JW: The YODA Project has a website where researchers can access a list of clinical trials that have data available. In addition, researchers can visit www.clinicaltrials.gov, look up any clinical trials from J&J that they are interested in, and then go on the YODA Project website and request access to a specific dataset. When initiating applications, researchers need to have a scientific hypothesis and submit a data analysis plan. Applicants submit proposals directly to the YODA Project, which is responsible for all communication with applicants. YODA Project scientists conduct a review of proposals to ensure that the scientific purpose is clearly described, that the data requested will be used to create or materially enhance scientific knowledge and public health and that the proposed research can be reasonably addressed using the requested data.  The J&J teams review the blinded research proposal in parallel to answer the factual question of whether the data being requested are able to answer the question being asked. They give their feedback to the YODA Project who makes the decision. Then J&J is notified of the decision.
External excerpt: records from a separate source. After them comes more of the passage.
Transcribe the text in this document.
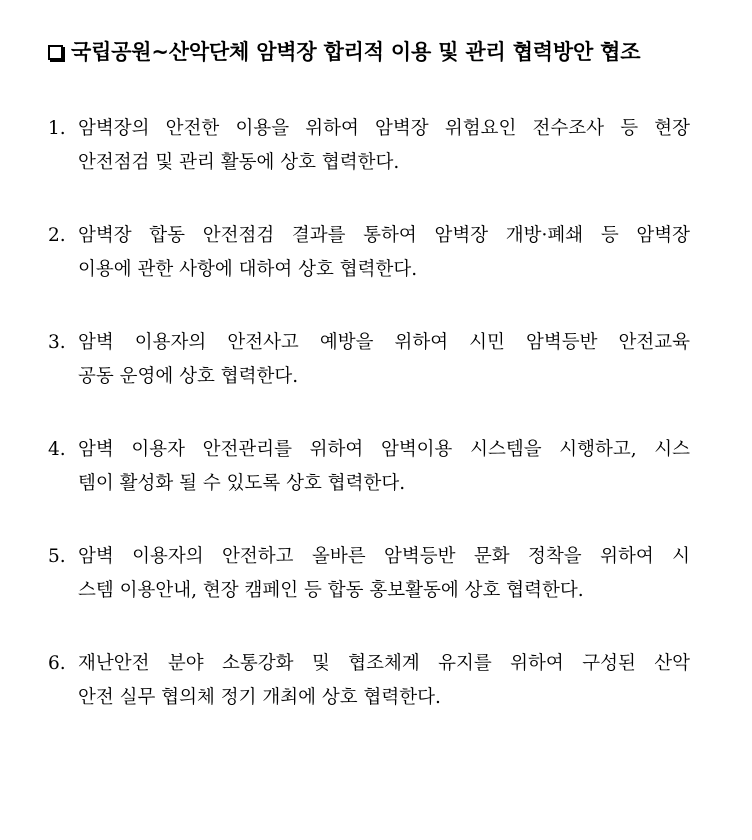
국립공원~산악단체 암벽장 합리적 이용 및 관리 협력방안 협조
1. 암벽장의 안전한 이용을 위하여 암벽장 위험요인 전수조사 등 현장
안전점검 및 관리 활동에 상호 협력한다.
2. 암벽장 합동 안전점검 결과를 통하여 암벽장 개방·폐쇄 등 암벽장
이용에 관한 사항에 대하여 상호 협력한다.
3. 암벽 이용자의 안전사고 예방을 위하여 시민 암벽등반 안전교육
공동 운영에 상호 협력한다.
4. 암벽 이용자 안전관리를 위하여 암벽이용 시스템을 시행하고, 시스
템이 활성화 될 수 있도록 상호 협력한다.
5. 암벽 이용자의 안전하고 올바른 암벽등반 문화 정착을 위하여 시
스템 이용안내, 현장 캠페인 등 합동 홍보활동에 상호 협력한다.
6. 재난안전 분야 소통강화 및 협조체계 유지를 위하여 구성된 산악
안전 실무 협의체 정기 개최에 상호 협력한다.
J&J then puts the dataset on a secure analytic environment that the YODA Project will then give the researcher access to. The system for sharing data was designed to ensure cooperation with the data owner in promoting secure, responsible access, but independence with regard to data-sharing decisions. Every once in a while, we may get a request for a clinical trial that is not ours or a request for data from a clinical trial that we participated in but we do not own the data.

 

 

 

 

MA: What has been the experience with the YODA Project to date-do you consider it a success?

JW: As of May of this year, we have had 73 proposals that request data from more than 150 clinical trials. So far, 63 of those proposals have been approved, six of them have been closed or withdrawn before they were finalized and some are still being reviewed by the YODA Project. Most of the requests are from academic investigators. Some looked at new hypotheses for the data such as gender differences, or sub group analyses, and then several have done comparative analyses. Researchers have requested our data as well as data from other companies and looked across products. They have done either pooled or meta analyses across products to look for comparative effectiveness and safety. We have also received interest from organizations such as the World Health Organization to access data in order to assist with the development of clinical guidelines. The majority of the requests for data have been looking at the development or validation of new tools or looking at verifying new types of measurements. So far, five manuscripts have been submitted for publication and two have been published. We are quite happy with the experience. Data sharing is new, and it is already contributing to scientific literature.